En prétendant qu’Israël est à la cause originelle de toutes les pathologies arabes, les despotes arabes placent les Etats-Unis sur la défensive. Obligés de justifier leur soutien aux Juifs haïs, les Etats-Unis se sentent moins à l’aise pour critiquer la répression qu’exercent les dictateurs contre leur propre peuple. Et s’ils ne sentent plus le souffle des Américains dans leur dos, les dictateurs arabes peuvent dormir plus ou moins tranquillement. Du fait que l’Europe ne se soucie pas de qu’ils piétinent les droits de l’homme, seuls les Etats-Unis constituent une menace à la légitimité de ces autocrates arabes dans la répression de leur peuple d’une main de fer.

Et cela nous amène au deuxième fondement fallacieux de « l’expertise » occidentale du Moyen-Orient mise en pièces par les événements récents en Tunisie. Ce fondement consiste à croire qu’il est possible et souhaitable de réaliser un système d’alliance stable sur le dos des dictatures.

La révolution de Tunisie a mis au jour deux vérités fondamentales sur les relations avec les dictatures. D’abord, elles ne peuvent pas prolonger le régime. Comme les dictateurs ne représentent qu’eux-mêmes, quand le dictateur quittera la scène, personne ne se sentira lié par ses décisions.

La seconde vérité fondamentale mise au jour par le renversement de Ben Ali, c’est que tout pouvoir est éphémère. Le jour de Ben Ali est arrivé vendredi dernier. Le jour de ses frères despotes arabes arrivera aussi. Et quand ils seront renversés, les alliances conclues avec eux le seront aussi. A un degré significatif, l’incapacité du gouvernement Obama à comprendre l’instabilité chronique des dictatures explique son obsession de se concilier le dictateur syrien, Bashar Assad. Parce que les Etats-Unis supposent, à tort, que le régime Assad est stable par nature, ils ne comprennent pas la raison pour laquelle Assad préfère l’Iran et le Hezbollah plutôt que les Etats-Unis.

Assad est un membre de la communauté minoritaire alaouite. Il a peur de son peuple non seulement parce qu’il l’opprime sous un régime de terreur, mais aussi parce que, du fait de son identité alaouite, la majorité des Syriens ne le considèrent pas comme un des leurs.

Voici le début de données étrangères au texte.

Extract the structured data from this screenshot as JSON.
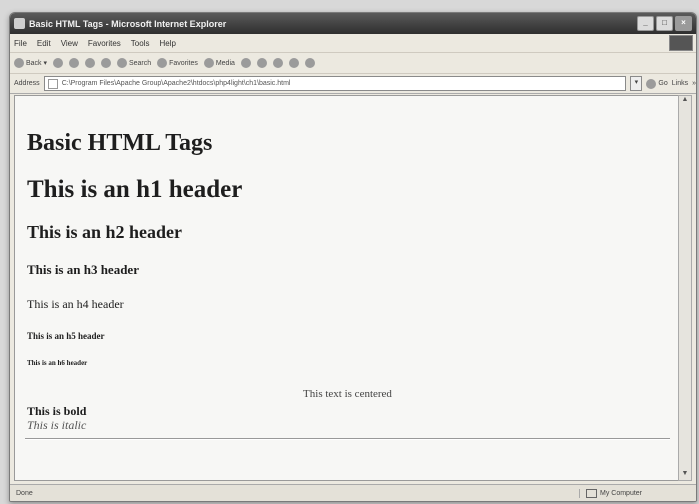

En tant que dictateurs et assassins eux-mêmes, les ayatollahs d’Iran et les maîtres terroristes du Hezbollah soutiennent le régime d’Assad d’une manière qui serait impossible aux Etats-Unis, même s’ils le voulaient. En fait, de la manière dont Assad voit les choses, étant donné la nature de son régime, il n’y a aucune chance pour qu’une alliance avec les Etats-Unis puisse faire autre chose qu’affaiblir l’emprise de son régime sur le pouvoir.

Les tentatives des Etats-Unis pour établir des relations avec Assad indiquent à ce dictateur deux choses apparemment contradictoires dans le même temps. D’abord, elles sont pour lui le signe que son alliance avec l’Iran et le Hezbollah renforce sa stature régionale. Sans ces alliances, les Etats-Unis n’auraient aucun motif de tenter de l’amadouer.

Deuxièmement, en raison de l’instabilité chronique de son Etat de terreur tyrannique, et de sa peur absolue de la démocratie subséquente, Assad voit les tentatives américaines pour l’attirer dans l’alliance occidentale comme des tentatives de renverser son régime. Plus des gens comme Obama et Clinton cherchent à l’attirer, plus il est convaincu qu’ils sont de mèche avec Israël pour le faire tomber.

Apparemment, la révolution tunisienne prouve la justesse de la politique de l’ancien président George W. Bush, consistant à pousser à la démocratisation du monde arabe. Comme Bush l’a reconnu dans le sillage des attentats du 11 septembre 2001, les Etats-Unis sont mal servis s’ils se reposent sur des dictateurs qui maintiennent leur pouvoir sur le dos de leur peuple.

Toutefois, Bush a eu du mal à voir un lien direct entre le problème et la solution électorale qu’il a choisie. Comme l’ont montré la victoire du Hamas dans l’Autorité Palestinienne et celle des Frères Musulmans aux élections parlementaires en Egypte, d’une part, et la déstabilisation de gouvernements pro-occidentaux démocratiquement élus, au Liban, en Afghanistan et en Irak, d’autre part, des élections ne sont pas la solution de l’autoritarisme.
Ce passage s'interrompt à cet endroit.